Walking (feet). Getting this right can be a key to the whole signifying process. Expositors are unanimous that this refers to one’s “moral bearing.” “Then the Pharisees and scribes asked him, Why walk not thy disciples according to the tradition of the elders, but eat bread with unwashen hands?” (Mark 7:5.) A “Walk” that means “moral bearing” is standard, and a very prosaic meaning.
However, if we begin with a good “wallk” in contrast between a bad one, and we conclude that Christ is the Word and His feet are the point of His fulfillment of His Word in reality, then “walk” changes to a very transcendent kind. The feet and walking are the means of propelling that body of PW through the world and the motivation behind it. Walking is then by a righteous man not merely a moral display, but it is a moral display of particular prophetic beliefs and duties. The Pharisees, in complaining about hand washing, unconsciously complain against Messianic religion and how the religion of their choosing, though self-gratifying, cannot please God and save. This is why in Mark 7:6 Christ’s retort to the Pharisees charge that the disciples not washing their hands begins with Him using Isaiah: “He answered and said unto them, well hath Esaias prophesied of you hypocrites, as it is written (Isa 29:13), this people honoureth me with their lips, but their heart is far from me. Howbeit in vain do they worship me, teaching for doctrines the commandments of men” (Mr 7:6–7).

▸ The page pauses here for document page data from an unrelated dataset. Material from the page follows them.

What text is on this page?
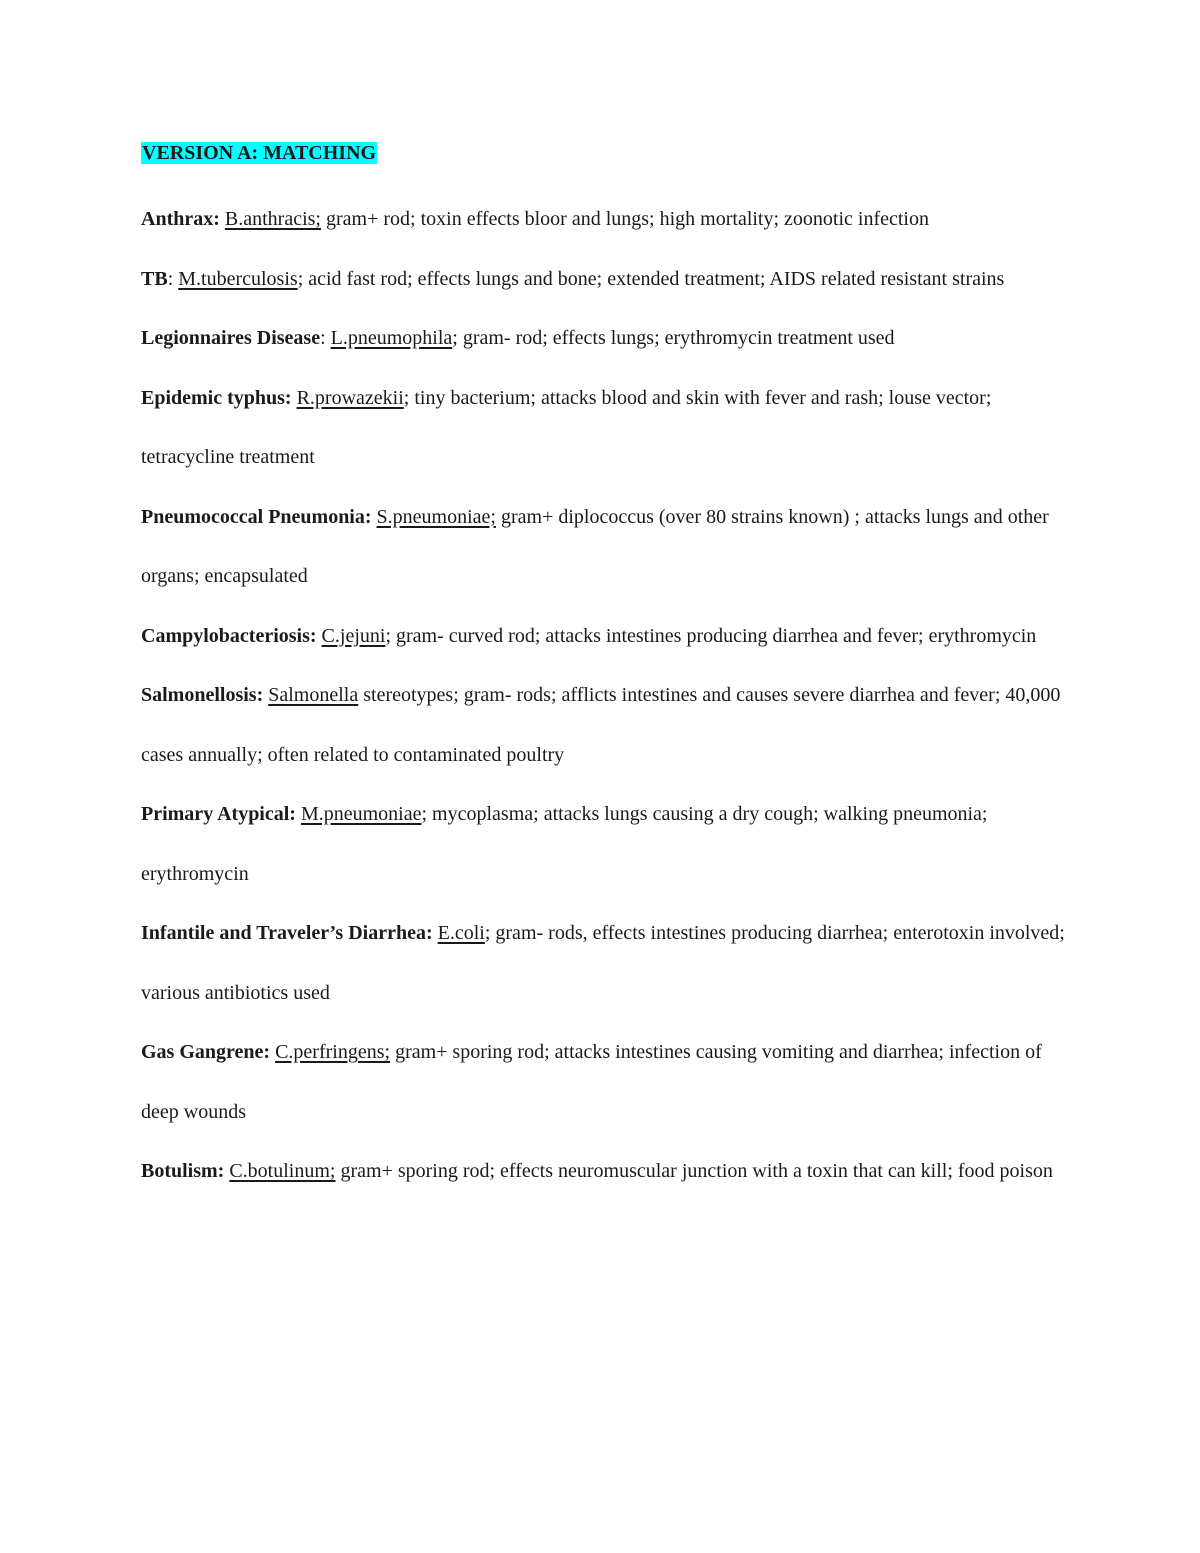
VERSION A: MATCHING

Anthrax: B.anthracis; gram+ rod; toxin effects bloor and lungs; high mortality; zoonotic infection

TB: M.tuberculosis; acid fast rod; effects lungs and bone; extended treatment; AIDS related resistant strains

Legionnaires Disease: L.pneumophila; gram- rod; effects lungs; erythromycin treatment used

Epidemic typhus: R.prowazekii; tiny bacterium; attacks blood and skin with fever and rash; louse vector; tetracycline treatment

Pneumococcal Pneumonia: S.pneumoniae; gram+ diplococcus (over 80 strains known) ; attacks lungs and other organs; encapsulated

Campylobacteriosis: C.jejuni; gram- curved rod; attacks intestines producing diarrhea and fever; erythromycin

Salmonellosis: Salmonella stereotypes; gram- rods; afflicts intestines and causes severe diarrhea and fever; 40,000 cases annually; often related to contaminated poultry

Primary Atypical: M.pneumoniae; mycoplasma; attacks lungs causing a dry cough; walking pneumonia; erythromycin

Infantile and Traveler’s Diarrhea: E.coli; gram- rods, effects intestines producing diarrhea; enterotoxin involved; various antibiotics used

Gas Gangrene: C.perfringens; gram+ sporing rod; attacks intestines causing vomiting and diarrhea; infection of deep wounds

Botulism: C.botulinum; gram+ sporing rod; effects neuromuscular junction with a toxin that can kill; food poison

Isaiah, in the next verse, gives a prophecy which is now being fulfilled by the Pharisees in raising tradition over the true signification of the law:
“Therefore, behold, I will proceed to do a marvelous work among this people, even a marvelous work and a wonder: for the wisdom of their wise men shall perish, and the understanding of their prudent men shall be hid.”
With both the inhabitants of Jerusalem with Isaiah and the Pharisees with Christ, it about their stiff-necked disobedience to God’s supreme command to believe the prophesied Truth about Messiah Jesus. Disobedience of the commands of what the law signifies, which is the emerging Messiah of Scripture which He promised. God sends them a Messiah, as predicted, but one unexpected, so their guilt for breaking the law, and their corrupt “walk,” will be so sealed when Christ comes.